Can you design an experiment which demonstrates the concept of willpower?

There are "concepts" of Willpower that people believe: does "Willpower" run
out when you keep using it? Or does "Willpower" get stronger the more you
exercise it? Or is Willpower just completely wrong and completely a red
herring?

That's how the field of Psychology ACTUALLY advances: with people performing
experiments on hundreds of people, to determine fundamental facts of how the
human brain / human behavior works. The first two questions ("exhaustion of
willpower" and "willpower exercise") can potentially be experimented. I'm
wondering if any studied Psychologist knows of any experiments which can
answer those questions.

\---------

Without experiments, the field of Psychology death-spirals into pseudoscience.
It is EXPERIMENTS that ground us back into reality (Pavalov's Dog. Skinner's
box. Etc. etc.) That's my lesson from Psychology class.

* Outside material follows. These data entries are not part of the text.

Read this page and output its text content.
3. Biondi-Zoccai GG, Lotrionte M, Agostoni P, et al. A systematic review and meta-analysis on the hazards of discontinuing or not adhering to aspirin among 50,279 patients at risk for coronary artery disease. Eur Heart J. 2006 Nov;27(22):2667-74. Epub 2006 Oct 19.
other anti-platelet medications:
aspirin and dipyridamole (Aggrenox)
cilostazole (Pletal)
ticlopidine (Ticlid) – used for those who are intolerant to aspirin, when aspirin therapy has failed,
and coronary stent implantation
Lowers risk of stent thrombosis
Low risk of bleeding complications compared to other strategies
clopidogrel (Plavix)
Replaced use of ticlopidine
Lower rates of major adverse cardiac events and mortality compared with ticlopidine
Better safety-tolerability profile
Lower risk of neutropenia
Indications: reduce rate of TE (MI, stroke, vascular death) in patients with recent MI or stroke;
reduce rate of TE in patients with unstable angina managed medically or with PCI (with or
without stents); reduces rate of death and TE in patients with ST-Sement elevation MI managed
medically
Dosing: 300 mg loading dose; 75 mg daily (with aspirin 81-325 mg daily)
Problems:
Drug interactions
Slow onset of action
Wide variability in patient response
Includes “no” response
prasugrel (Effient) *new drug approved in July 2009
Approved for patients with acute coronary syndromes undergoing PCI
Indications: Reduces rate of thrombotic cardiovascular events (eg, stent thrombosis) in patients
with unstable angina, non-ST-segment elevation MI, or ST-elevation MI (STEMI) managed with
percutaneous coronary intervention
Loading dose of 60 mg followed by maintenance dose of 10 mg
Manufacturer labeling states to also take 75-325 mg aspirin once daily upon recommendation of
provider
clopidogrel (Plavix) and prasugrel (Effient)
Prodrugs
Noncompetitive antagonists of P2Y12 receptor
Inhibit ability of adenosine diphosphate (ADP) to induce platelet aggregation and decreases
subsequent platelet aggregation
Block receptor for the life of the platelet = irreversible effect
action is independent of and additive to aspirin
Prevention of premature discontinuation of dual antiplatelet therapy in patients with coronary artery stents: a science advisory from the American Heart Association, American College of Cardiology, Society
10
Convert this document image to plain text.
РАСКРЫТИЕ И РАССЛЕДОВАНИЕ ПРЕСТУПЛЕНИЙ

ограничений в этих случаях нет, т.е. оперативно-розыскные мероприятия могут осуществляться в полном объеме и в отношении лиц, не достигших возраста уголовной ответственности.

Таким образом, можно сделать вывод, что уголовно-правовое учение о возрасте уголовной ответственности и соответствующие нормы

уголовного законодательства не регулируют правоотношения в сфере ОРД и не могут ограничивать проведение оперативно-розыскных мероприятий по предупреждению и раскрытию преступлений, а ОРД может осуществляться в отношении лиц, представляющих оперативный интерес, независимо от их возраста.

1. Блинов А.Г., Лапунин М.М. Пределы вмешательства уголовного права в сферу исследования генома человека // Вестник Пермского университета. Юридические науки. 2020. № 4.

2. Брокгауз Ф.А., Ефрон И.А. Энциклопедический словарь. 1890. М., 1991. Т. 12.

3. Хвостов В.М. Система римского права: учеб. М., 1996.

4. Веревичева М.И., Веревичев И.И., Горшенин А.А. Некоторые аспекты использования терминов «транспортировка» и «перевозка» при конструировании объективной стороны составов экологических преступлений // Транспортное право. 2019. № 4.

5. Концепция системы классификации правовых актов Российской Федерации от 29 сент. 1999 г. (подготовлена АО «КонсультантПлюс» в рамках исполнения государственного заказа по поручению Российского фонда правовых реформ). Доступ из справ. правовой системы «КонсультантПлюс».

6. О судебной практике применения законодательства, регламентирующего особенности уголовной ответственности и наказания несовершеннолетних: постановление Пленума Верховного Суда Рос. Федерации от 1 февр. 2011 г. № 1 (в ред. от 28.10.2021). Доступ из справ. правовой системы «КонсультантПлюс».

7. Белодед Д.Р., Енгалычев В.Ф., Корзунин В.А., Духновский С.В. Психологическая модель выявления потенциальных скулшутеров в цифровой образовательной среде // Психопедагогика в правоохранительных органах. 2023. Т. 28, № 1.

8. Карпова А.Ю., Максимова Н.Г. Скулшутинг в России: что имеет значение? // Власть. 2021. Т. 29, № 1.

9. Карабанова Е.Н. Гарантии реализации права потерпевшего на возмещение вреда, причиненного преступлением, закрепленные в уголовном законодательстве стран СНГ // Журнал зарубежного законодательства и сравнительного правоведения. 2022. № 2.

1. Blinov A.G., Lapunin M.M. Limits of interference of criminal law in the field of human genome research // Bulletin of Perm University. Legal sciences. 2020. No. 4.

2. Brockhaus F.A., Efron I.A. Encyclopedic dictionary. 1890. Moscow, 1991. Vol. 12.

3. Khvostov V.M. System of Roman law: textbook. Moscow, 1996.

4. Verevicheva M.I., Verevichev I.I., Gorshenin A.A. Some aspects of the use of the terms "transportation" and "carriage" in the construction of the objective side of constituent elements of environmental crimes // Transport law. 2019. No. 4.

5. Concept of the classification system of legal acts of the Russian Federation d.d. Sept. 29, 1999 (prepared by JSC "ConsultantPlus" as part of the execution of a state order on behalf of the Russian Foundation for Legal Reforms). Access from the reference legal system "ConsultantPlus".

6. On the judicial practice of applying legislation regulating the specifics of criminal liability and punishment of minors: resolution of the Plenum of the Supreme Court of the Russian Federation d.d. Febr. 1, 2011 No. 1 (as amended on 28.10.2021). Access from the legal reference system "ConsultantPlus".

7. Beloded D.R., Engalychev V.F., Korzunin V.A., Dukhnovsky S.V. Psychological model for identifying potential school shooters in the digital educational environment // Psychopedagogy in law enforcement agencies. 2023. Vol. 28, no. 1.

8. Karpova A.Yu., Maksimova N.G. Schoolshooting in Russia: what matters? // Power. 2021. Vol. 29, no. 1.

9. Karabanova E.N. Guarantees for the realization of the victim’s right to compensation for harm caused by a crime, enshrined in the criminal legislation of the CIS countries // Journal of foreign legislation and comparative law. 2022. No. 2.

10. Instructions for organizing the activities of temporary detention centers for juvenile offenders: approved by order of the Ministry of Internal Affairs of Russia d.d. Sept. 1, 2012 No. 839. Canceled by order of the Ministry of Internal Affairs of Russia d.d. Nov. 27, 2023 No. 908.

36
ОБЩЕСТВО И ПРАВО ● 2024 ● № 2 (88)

Operant Conditioning exists and is 100% reproducible. Slot Machines and Loot
Boxes are designed to follow Skinner's experiments on conditioning. Perhaps we
can define "Scientific Willpower" as the (theorized) ability to resist
conditioning, and develop experiments in that direction.

I mean, people CAN quit slot machines, and give up on video-game loot boxes
eventually. Why? What causes people to leave the Skinner-box? Is it an
internal-force (ie: "Willpower")? Or is it an external stimulus? Skinner's
experiments only studied the addiction-part of the cycle, it seems like the
"quitting" part is still an open question.

------
angelorck
Whats the concept of Will Power? You as an individual giving orders to
yourself to act like in a certain way. And remember your so called will power
is vulnerable to your surroundings and nature. And its gonna break you at some
point. Instead of "Will Power" take "responsibility" for your actions and
accept you have to change for your better future.

------
danschumann
If you're trying to get up and don't feel like it.. flex one muscle really
hard like your abs.. then a few seconds later your brain will let u get up

------
OldSchoolJohnny
There is no such thing as "willpower" and there is also no such thing as
"motivation" ([https://medium.com/swlh/theres-no-such-thing-as-
motivation-e...](https://medium.com/swlh/theres-no-such-thing-as-
motivation-e02edd7de30)). These are both complementary pre-scientific beliefs.
Modern, well done science is pretty conclusive on these matters and it needs
to be more widely known so we can progress forward as a species.